Que faire, non pas contre cela mais à côté? Installé à Dallas, Gabriel s’était mis au Japon des samouraïs, à qui il a depuis dédié avec son épouse Ann un musée. Stéphane, le puîné, a commencé par les monnaies royales françaises avant de bifurquer au XVIIIe. Plus moderne, Thierry va donc s’attacher au design et à l’art contemporain. D’où une fois sa participation anonyme à Artgenève. Peu de pièces isolées avec lui. L’homme aimait à construire des ensembles. Art international, mais aussi suisse. Ce n’était pas un ensemble un peu snob comme on en voit tant.

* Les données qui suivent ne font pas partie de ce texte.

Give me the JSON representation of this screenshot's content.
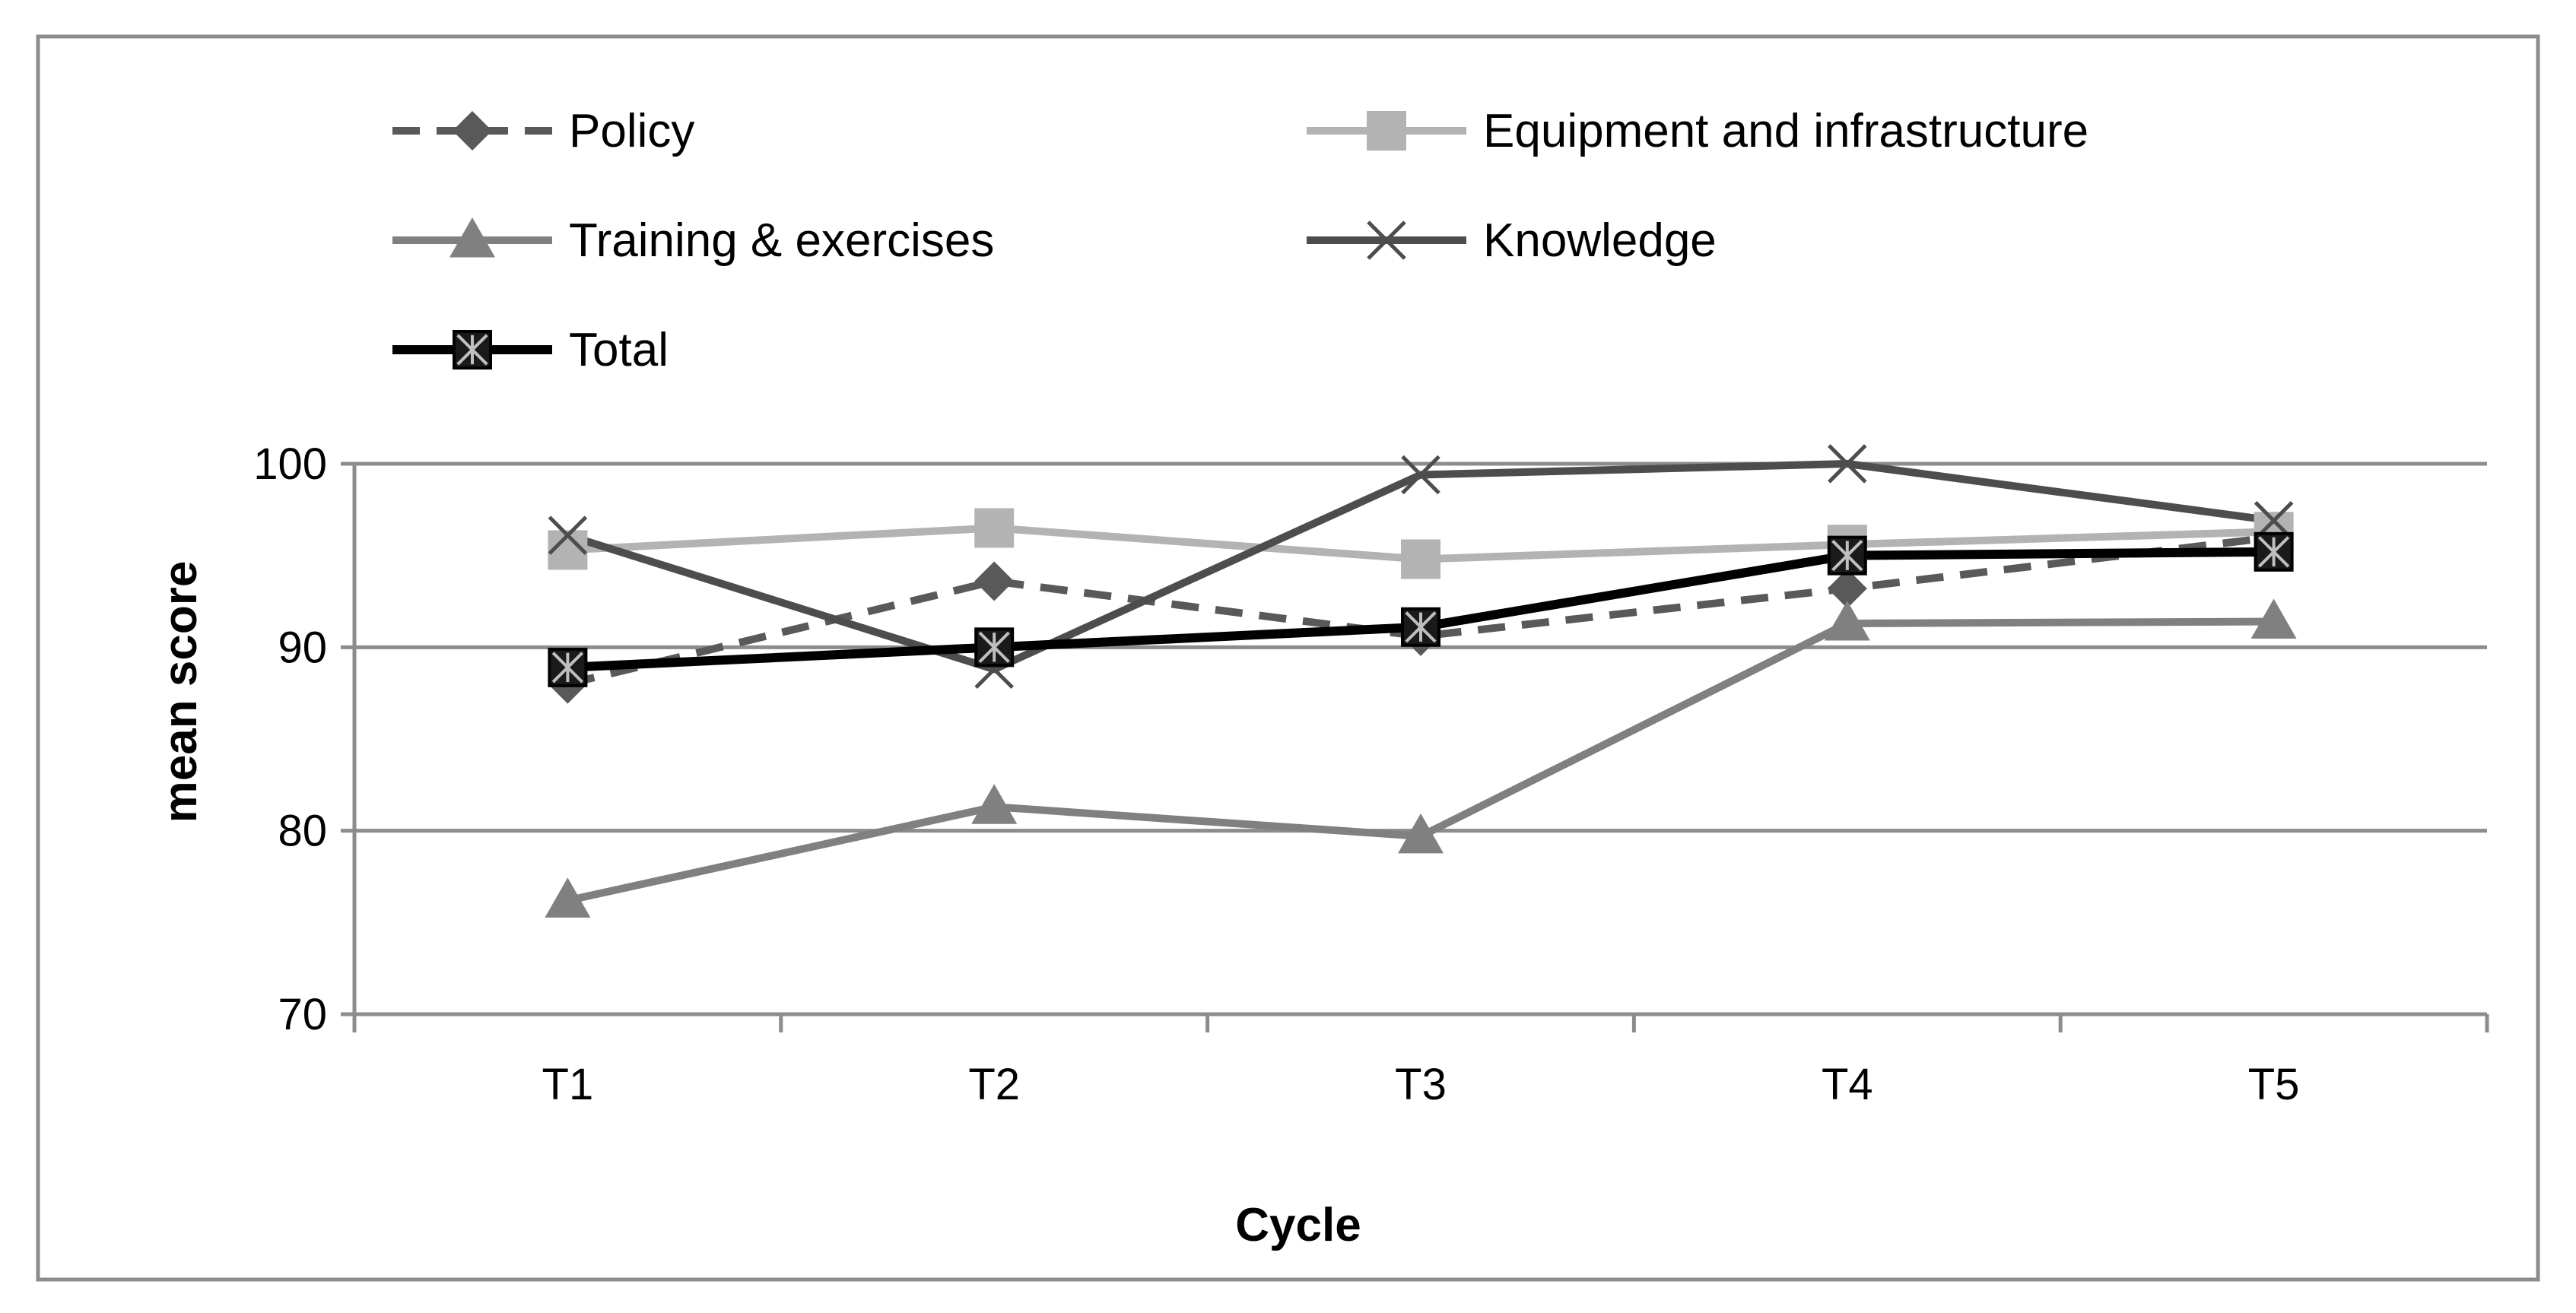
{
  "chart_data": {
    "type": "line",
    "title": "",
    "xlabel": "Cycle",
    "ylabel": "mean score",
    "categories": [
      "T1",
      "T2",
      "T3",
      "T4",
      "T5"
    ],
    "ylim": [
      70,
      100
    ],
    "yticks": [
      70,
      80,
      90,
      100
    ],
    "ytick_labels": [
      "70",
      "80",
      "90",
      "100"
    ],
    "grid": true,
    "legend_position": "top",
    "series": [
      {
        "name": "Policy",
        "values": [
          88.0,
          93.6,
          90.6,
          93.2,
          96.0
        ],
        "color": "#595959",
        "dash": true,
        "marker": "diamond"
      },
      {
        "name": "Equipment and infrastructure",
        "values": [
          95.3,
          96.5,
          94.8,
          95.6,
          96.3
        ],
        "color": "#b3b3b3",
        "dash": false,
        "marker": "square"
      },
      {
        "name": "Training & exercises",
        "values": [
          76.2,
          81.3,
          79.7,
          91.3,
          91.4
        ],
        "color": "#808080",
        "dash": false,
        "marker": "triangle"
      },
      {
        "name": "Knowledge",
        "values": [
          96.1,
          88.8,
          99.4,
          100.0,
          96.9
        ],
        "color": "#4d4d4d",
        "dash": false,
        "marker": "x"
      },
      {
        "name": "Total",
        "values": [
          88.9,
          90.0,
          91.1,
          95.0,
          95.2
        ],
        "color": "#000000",
        "dash": false,
        "marker": "boxed-star"
      }
    ]
  }
}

Ces dernières années, Thierry Barbier-Mueller (1) tendait à passer la main, comme son père l’avait fait avant lui. Il savait qu’avec Marie et Valentine, la transition pouvait s’opérer en douceur à la SPG. Et puis la soixantaine était là. Un âge certes supportable professionnellement quand on se trouve dans les sphères dirigeantes. Mais un seuil tout de même. Il est ainsi permis de se demander quelles directions l’amateur de la troisième génération (il en existe déjà autour de lui de la quatrième!) aurait prises dans le futur. Une collection, c’est en principe l’union d’un goût et d’une culture. Notre homme possédait les deux, ce qui devient rare.
Après les disparitions à Genève de Jean-Paul Croisier, de Jean-Paul Jungo, de Pierre Darier et bien sûr celles de Jean-Paul Barbier-Mueller (en 2016) et de Monique Barbier-Mueller (en 2019), c’est un peu comme si un certain univers rétrécissait. Mais où sont donc les futurs bâtisseurs culturels?
(1) Jusqu’au 22 février au Mudac.
(2) Le Mueller avec un «e» ou lieu du «ü» vient, m’avait une fois raconté Jean-Paul Barbier-Mueller d’une erreur du scribe de l’Etat-civil. Impossible de corriger ensuite!